Todos habíamos querido creer las explicaciones del Gobierno de los meses anteriores sobre la presunta superación de la pandemia, después de un año de vacunación. Queríamos dar crédito a que podíamos pasar página en esta pesadilla de mascarillas, ingresados, PCR y lista de bajas diaria, pero los últimos acontecimientos nos llevan a pensar que de eso nada de nada. Las cosas no son tan fáciles como nos las habían pintado y aunque se repita algo muchas veces no por ello se convierte en realidad. Un día estalla una variante en Sudáfrica y a la semana siguiente la tenemos entre nosotros y estamos hasta las orejas de contagios. Parece que no haya barreras de ningún tipo para este asqueroso virus de laboratorio, que ojalá a quienes lo crearon les venga el karma y les dé su merecido tanto a ellos como a sus descendientes y se les caiga a trozos.
Nos decían desde el Gobierno que con la vacunación se superaría todo, pero como se ha podido comprobar la cosa no es así. He oído en los medios públicos que llevamos un 90% de mayores de 12 años inmunizados en España, en lugar de decir de vacunados, pues si no me equivoco una cosa -ponerse la vacuna- no implica directamente la inmunización. Ojalá. Una cosa es la realidad, aplastante, y otra son los cuentos chinos, que por desgracia queremos creernos a pies juntillas.
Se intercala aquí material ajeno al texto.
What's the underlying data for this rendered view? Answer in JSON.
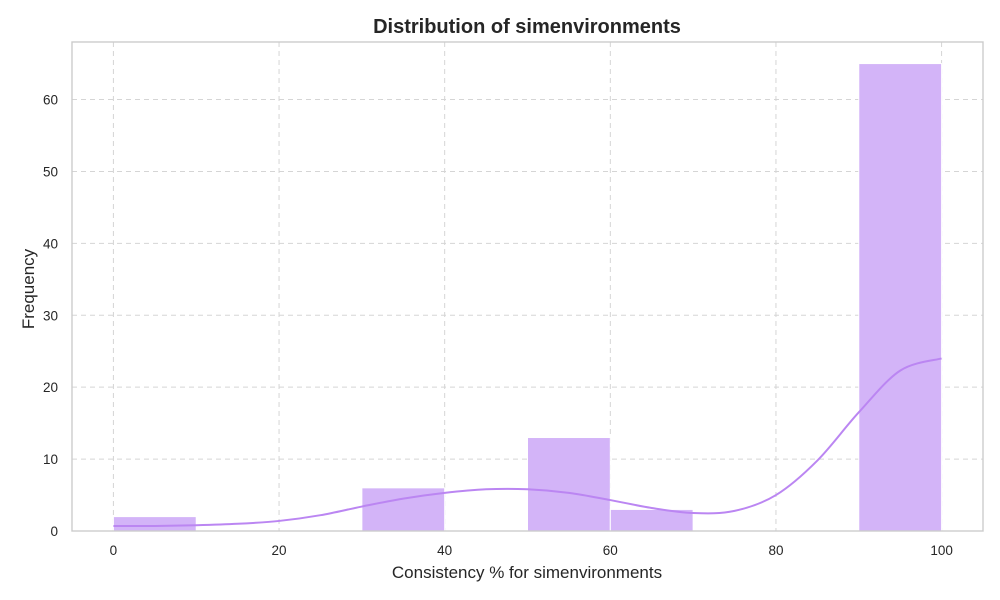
{
  "chart_data": {
    "type": "bar",
    "subtype": "histogram_with_kde",
    "title": "Distribution of simenvironments",
    "xlabel": "Consistency % for simenvironments",
    "ylabel": "Frequency",
    "xlim": [
      -5,
      105
    ],
    "ylim": [
      0,
      68
    ],
    "xticks": [
      0,
      20,
      40,
      60,
      80,
      100
    ],
    "yticks": [
      0,
      10,
      20,
      30,
      40,
      50,
      60
    ],
    "bins": [
      {
        "start": 0,
        "end": 10,
        "count": 2
      },
      {
        "start": 10,
        "end": 20,
        "count": 0
      },
      {
        "start": 20,
        "end": 30,
        "count": 0
      },
      {
        "start": 30,
        "end": 40,
        "count": 6
      },
      {
        "start": 40,
        "end": 50,
        "count": 0
      },
      {
        "start": 50,
        "end": 60,
        "count": 13
      },
      {
        "start": 60,
        "end": 70,
        "count": 3
      },
      {
        "start": 70,
        "end": 80,
        "count": 0
      },
      {
        "start": 80,
        "end": 90,
        "count": 0
      },
      {
        "start": 90,
        "end": 100,
        "count": 65
      }
    ],
    "kde": {
      "x": [
        0,
        5,
        10,
        15,
        20,
        25,
        30,
        35,
        40,
        45,
        50,
        55,
        60,
        65,
        70,
        75,
        80,
        85,
        90,
        95,
        100
      ],
      "y": [
        0.7,
        0.7,
        0.8,
        1.0,
        1.4,
        2.2,
        3.4,
        4.5,
        5.3,
        5.8,
        5.8,
        5.3,
        4.3,
        3.2,
        2.5,
        2.8,
        5.0,
        9.8,
        16.5,
        22.3,
        24.0
      ]
    },
    "grid": true,
    "colors": {
      "bar": "#d3b4f8",
      "kde": "#bb86f2"
    }
  }
}
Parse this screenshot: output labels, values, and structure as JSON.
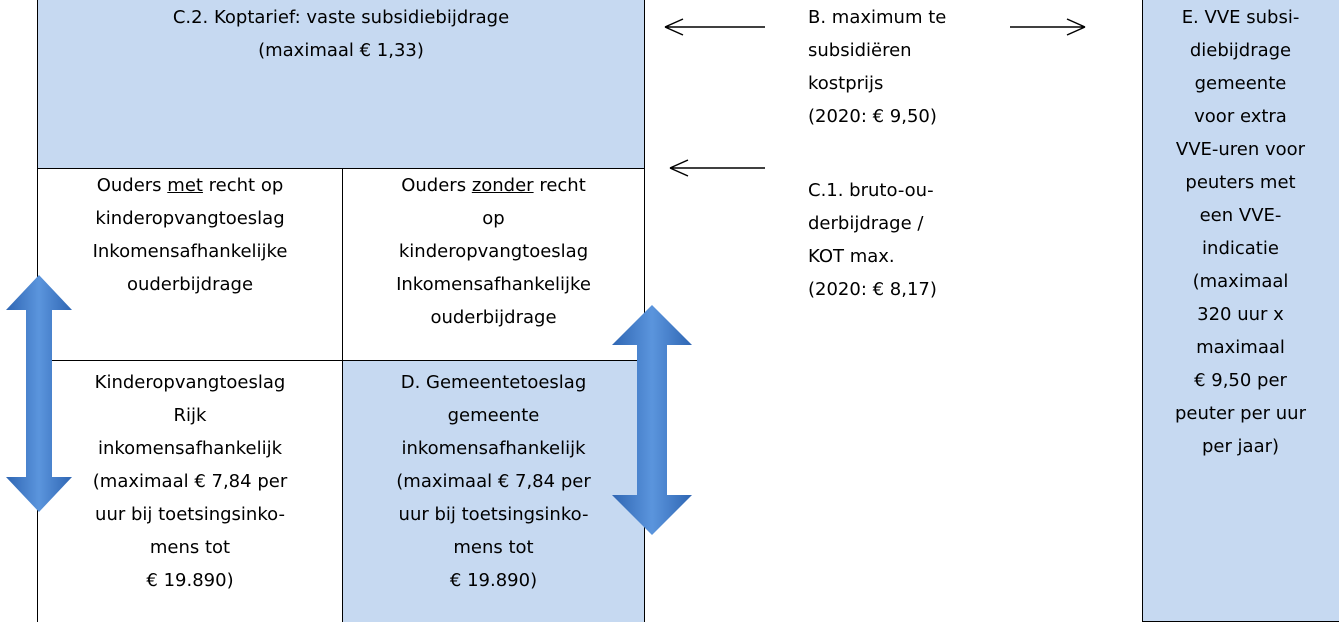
{
  "top_box": {
    "lines": [
      "C.2. Koptarief: vaste subsidiebijdrage",
      "(maximaal € 1,33)"
    ]
  },
  "cells": [
    {
      "lines": [
        {
          "before": "Ouders ",
          "underlined": "met",
          "after": " recht op"
        },
        "kinderopvangtoeslag",
        "Inkomensafhankelijke",
        "ouderbijdrage"
      ]
    },
    {
      "lines": [
        {
          "before": "Ouders ",
          "underlined": "zonder",
          "after": " recht"
        },
        "op",
        "kinderopvangtoeslag",
        "Inkomensafhankelijke",
        "ouderbijdrage"
      ]
    },
    {
      "lines": [
        "Kinderopvangtoeslag",
        "Rijk",
        "inkomensafhankelijk",
        "(maximaal € 7,84 per",
        "uur bij toetsingsinko-",
        "mens tot",
        "€ 19.890)"
      ]
    },
    {
      "lines": [
        "D. Gemeentetoeslag",
        "gemeente",
        "inkomensafhankelijk",
        "(maximaal € 7,84 per",
        "uur bij toetsingsinko-",
        "mens tot",
        "€ 19.890)"
      ]
    }
  ],
  "label_b": {
    "lines": [
      "B. maximum te",
      "subsidiëren",
      "kostprijs",
      "(2020: € 9,50)"
    ]
  },
  "label_c1": {
    "lines": [
      "C.1. bruto-ou-",
      "derbijdrage /",
      "KOT max.",
      "(2020: € 8,17)"
    ]
  },
  "box_e": {
    "lines": [
      "E. VVE subsi-",
      "diebijdrage",
      "gemeente",
      "voor extra",
      "VVE-uren voor",
      "peuters met",
      "een VVE-",
      "indicatie",
      "(maximaal",
      "320 uur x",
      "maximaal",
      "€ 9,50 per",
      "peuter per uur",
      "per jaar)"
    ]
  }
}
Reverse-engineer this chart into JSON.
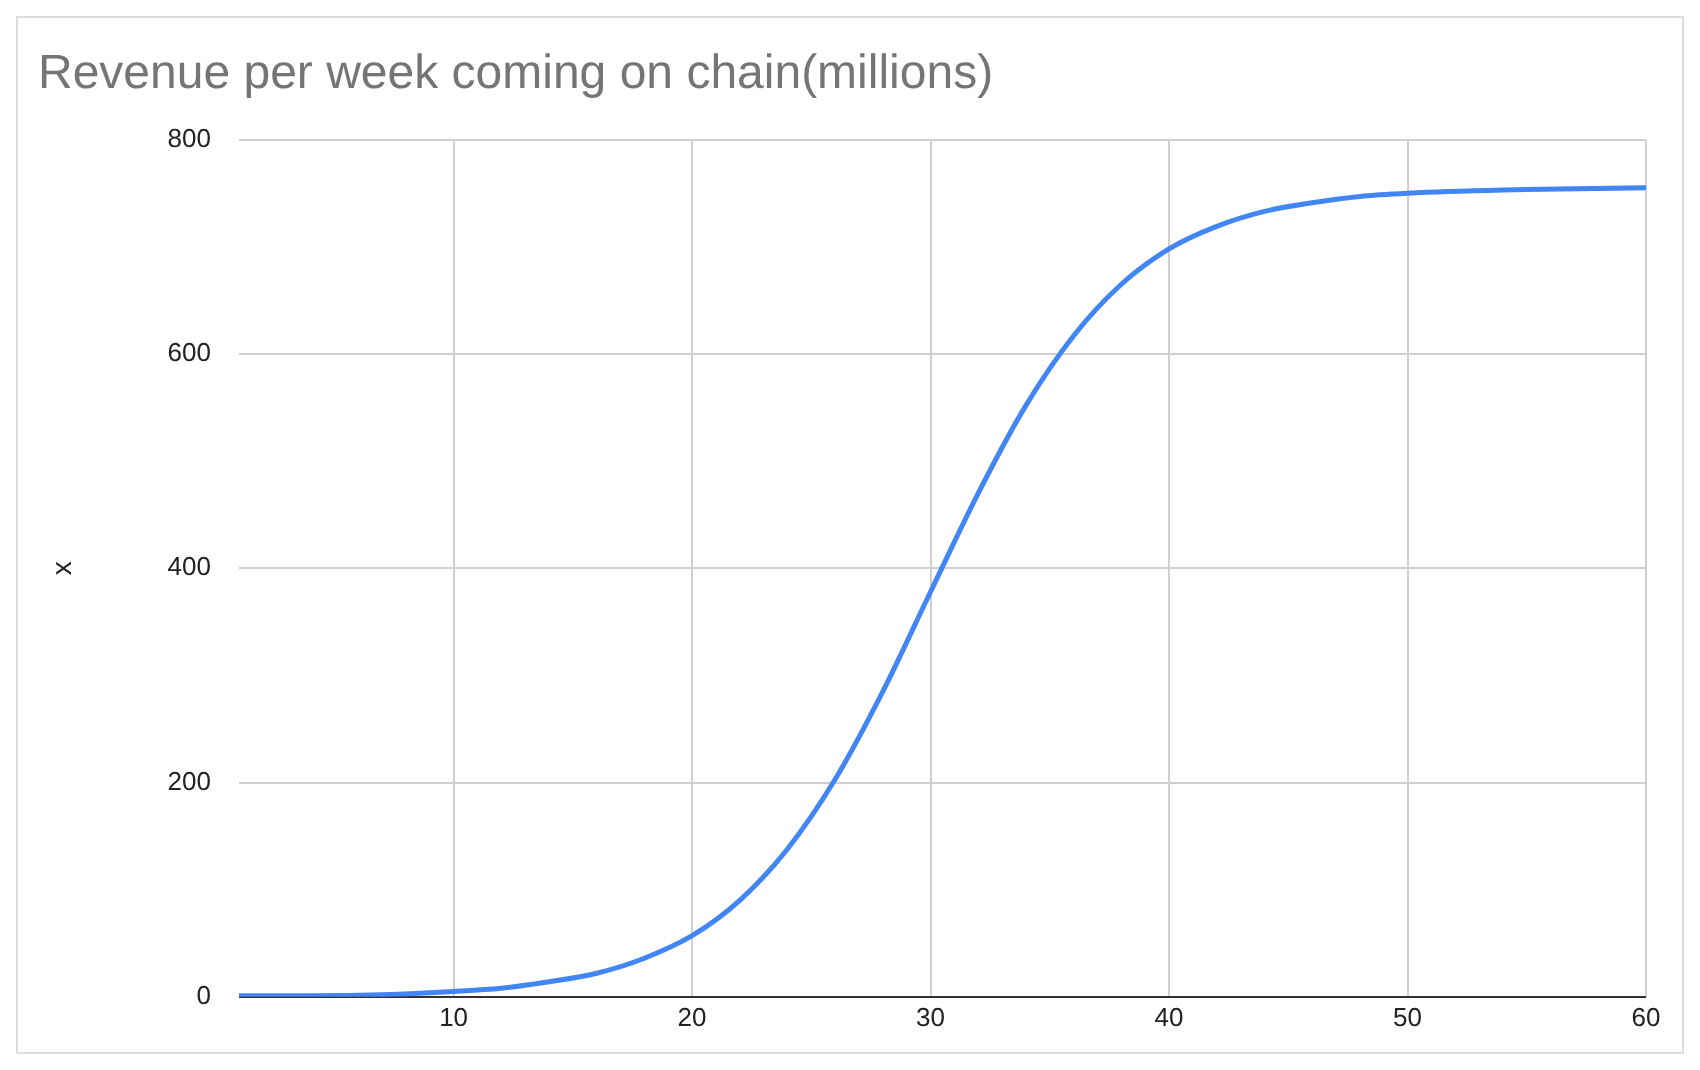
{
  "chart_data": {
    "type": "line",
    "title": "Revenue per week coming on chain(millions)",
    "ylabel": "x",
    "x": [
      1,
      4,
      7,
      10,
      12,
      14,
      16,
      18,
      20,
      22,
      24,
      26,
      28,
      30,
      32,
      34,
      36,
      38,
      40,
      42,
      44,
      46,
      48,
      50,
      54,
      60
    ],
    "series": [
      {
        "color": "#4285f4",
        "values": [
          1,
          1,
          2,
          5,
          8,
          14,
          22,
          36,
          57,
          90,
          138,
          203,
          285,
          378,
          470,
          552,
          617,
          665,
          698,
          719,
          733,
          741,
          747,
          750,
          753,
          755
        ]
      }
    ],
    "xlim": [
      1,
      60
    ],
    "xticks": [
      10,
      20,
      30,
      40,
      50,
      60
    ],
    "ylim": [
      0,
      800
    ],
    "yticks": [
      0,
      200,
      400,
      600,
      800
    ],
    "grid": true,
    "marker": "none",
    "line_style": "solid",
    "legend": false
  }
}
La medida indiscriminada de obligar a ponerse la mascarilla por la calle a todo el país parece en realidad un acto de tirar la toalla
El actual nivel de contagios tiene las urgencias de atención primaria y los hospitales al borde del colapso. Con casi 1.000 contagios por cada 100.000 habitantes, estamos llegando a los niveles más altos desde que empezó toda esta locura. La única buena noticia, según parece obra de la vacunación, es que las defunciones no están, ni mucho menos y afortunadamente, en las mismas cifras que se llegaron a alcanzar en los momentos más duros de la primera ola. Sin embargo, si debido al elevado número de contagios llega un momento en que la atención sanitaria se desborda, ¿qué pasará? De hecho, ya lo vivido quienes nos contagiamos el pasado mes de enero, en el momento más duro. Me tocó tirarme cinco horas en las urgencias de un hospital hasta que conseguí que me auscultaran, me hicieran una placa y me mandaran para casa con una bolsa gigante de medicamentos. Los que lo hemos vivido sabemos que no tiene ninguna gracia, aparte del riesgo de dejar sin atender las urgencias que verdaderamente sean de vida o muerte.
Así las cosas, la medida indiscriminada de obligar a ponerse la mascarilla por la calle a todo el país, sin acompañamiento de otras para tratar de frenar la expansión del virus, parece en realidad un acto de tirar la toalla, un abandono de funciones en pos de las celebraciones navideñas, como si el capitán del barco entonara un “sálvese quien pueda”. Pan y circo para el pueblo, que ya vendrá la cuesta de enero con los contagios por las nubes y entonces veremos qué hacemos. Así que cuídense, por favor. Y feliz 2022.